Il est interdit de donner à la synagogue ou à la maison d’étude des conférences scientifiques, malgré toute leur valeur, parce qu’elles traitent de sujets profanes. Cependant, en cas de nécessité pressante, au sein de communautés où existe une nécessité de rapprocher de la Torah des personnes éloignées, et de maintenir un lien avec les personnes proches afin qu’elles ne s’éloignent pas, il sera permis d’organiser en ces lieux des conférences sur la science, la santé, l’économie…, quand il n’y a pas d’autre lieu où l’on puisse rassembler la communauté – de même que les Sages ont permis de servir à manger à des hôtes à la synagogue (Touré Zahav 151, 1, d’après Na‘hmanide et les auteurs qui partagent son avis en matière de « condition » ; Béour Halakha 11, s. v.

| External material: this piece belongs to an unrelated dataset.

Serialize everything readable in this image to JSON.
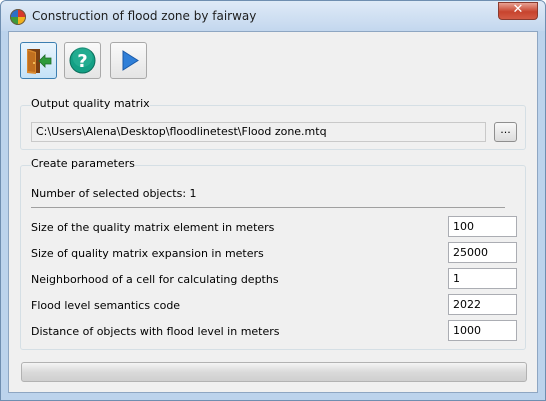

Aval beyichouvo). Il est juste, en ce cas, de débuter la conférence par des paroles de Torah, de façon que les propos scientifiques ou les conseils pratiques au programme en forment le prolongement. Quand la conférence scientifique touche directement à l’élucidation de la Torah, il est permis de la donner à la maison d’étude a priori.

 

Discours de personnalités politiques à la synagogue

 

Question : « Il arrive que des personnalités politiques demandent à s’exprimer à la synagogue, en particulier à l’approche d’élections. Cela est-il permis ? »

Réponse : au titre de l’interdit de prononcer des paroles profanes à la synagogue, il est également interdit de parler de sujets politiques et partisans. Cependant, il est permis – et c’est même une mitsva – d’y parler de Torah, du peuplement du pays, de l’éducation, de l’intégration de l’alya. Par conséquent, si la personnalité publique en question parle de ces mitsvot et de leur réalisation, la chose est permise. Mais il lui est interdit de parler de questions partisanes, telles que la création d’une coalition, les moyens de propagande, la critique des autres partis, la préparation des élections. Quoique ces sujets soient très importants, ils n’ont pas leur place à la synagogue.

 

Ainsi convertissaient nos maîtres, podcast

 

Comme on le sait, il existe une controverse entre rabbins quant à la conversion de personnes proches du peuple juif, qui désirent mener une vie traditionaliste, mais non religieuse à proprement parler. En d’autres termes, ces personnes souhaitent se joindre au peuple juif, contracter une identité juive, ce qui inclut de nombreuses mitsvot et coutumes, sans pour autant mener une vie religieuse telle que la halakha la prescrit.

Il y a environ trois ans, a paru mon ouvrage Massoret Haguiour (La Tradition de la conversion), consacré à ce sujet, avec le concours des membres du Makhon Har Brakha. Dernièrement, le Rav Maor Cayam, directeur de cet institut, et le Rav Avishai Lax ont publié un podcast intitulé Ko Guiyerou Rabboténou (Ainsi convertissaient nos maîtres) dont les vingt chapitres expliquent ces questions de manière méthodique, profonde et claire ; notamment : la définition halakhique de l’acceptation du joug des mitsvot ; la conversion à visée matrimoniale ; la question de savoir si une conversion peut être annulée ; les cas dans lesquels la conversion n’est pas valide ; la conversion des mineurs ; des considérations familiales, sociales et nationales. C’est une formidable occasion d’approfondir la connaissance de cet important sujet.